La dimension sensible de l’architecture
Calculé, chiffré, normé, l’art de bâtir est, selon Philippe Burguet et David Hamerman, de plus en plus réservé aux seuls techniciens. En créant en 2016 le Festival des cabanes, le duo ambitionne de revenir aux fondamentaux sensibles et humanistes d’une pratique architecturale devenue trop générique. Philippe Burguet, directeur de l’espace social et culturel La Soierie (Faverges), et David Hamerman, architecte co-fondateur de l’atelier Hamerman Rouby Architectes (Montpellier) racontent dans cet entretien l’histoire et les ambitions du Festival des cabanes.
Propos recueillis par Jean-Philippe Hugron
L’Architecture d’Aujourd’hui : Comment le Festival des cabanes est-il né ?

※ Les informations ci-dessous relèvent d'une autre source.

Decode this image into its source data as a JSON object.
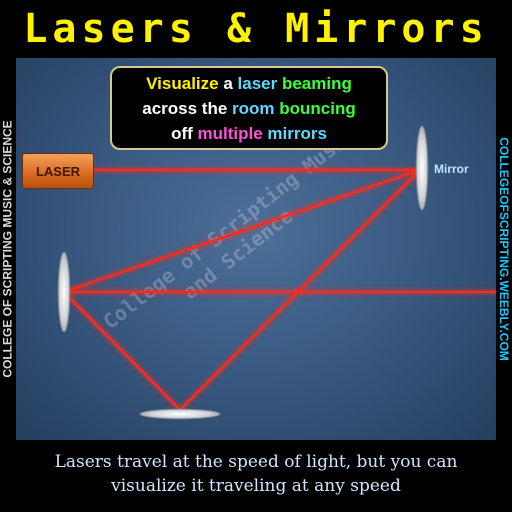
{
  "title": "Lasers & Mirrors",
  "caption": {
    "line1": [
      {
        "text": "Visualize ",
        "color": "yellow"
      },
      {
        "text": "a ",
        "color": "white"
      },
      {
        "text": "laser ",
        "color": "cyan"
      },
      {
        "text": "beaming",
        "color": "green"
      }
    ],
    "line2": [
      {
        "text": "across the ",
        "color": "white"
      },
      {
        "text": "room ",
        "color": "cyan"
      },
      {
        "text": "bouncing",
        "color": "green"
      }
    ],
    "line3": [
      {
        "text": "off ",
        "color": "white"
      },
      {
        "text": "multiple ",
        "color": "pink"
      },
      {
        "text": "mirrors",
        "color": "cyan"
      }
    ]
  },
  "laser_label": "LASER",
  "mirror_label": "Mirror",
  "side_left": "COLLEGE OF SCRIPTING MUSIC & SCIENCE",
  "side_right": "COLLEGEOFSCRIPTING.WEEBLY.COM",
  "watermark": "College of Scripting Music and Science",
  "footer": {
    "line1": "Lasers travel at the speed of light, but you can",
    "line2": "visualize it traveling at any speed"
  },
  "colors": {
    "title": "#fff200",
    "beam": "#ff2a1a",
    "laser_body": "#d86a1f",
    "background": "#36567d"
  }
}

Philippe Burguet : Il a pour point de départ une association, La Soierie, qui développe des projets autour du spectacle vivant. C’est aussi une association qui mêle volontiers dimensions culturelles et sociales. Nous nous engageons, par exemple, à proposer des cours de français pour des personnes issues de l’immigration présents dans la région. Dans ce contexte, nous avions l’ambition avec la communauté de communes de développer un nouveau projet à l’échelle du territoire des Sources du lac d’Annecy, une vallée cerclée de montagnes. Nous souhaitions lancer une initiative à même de fédérer tous les habitants autour d’un festival.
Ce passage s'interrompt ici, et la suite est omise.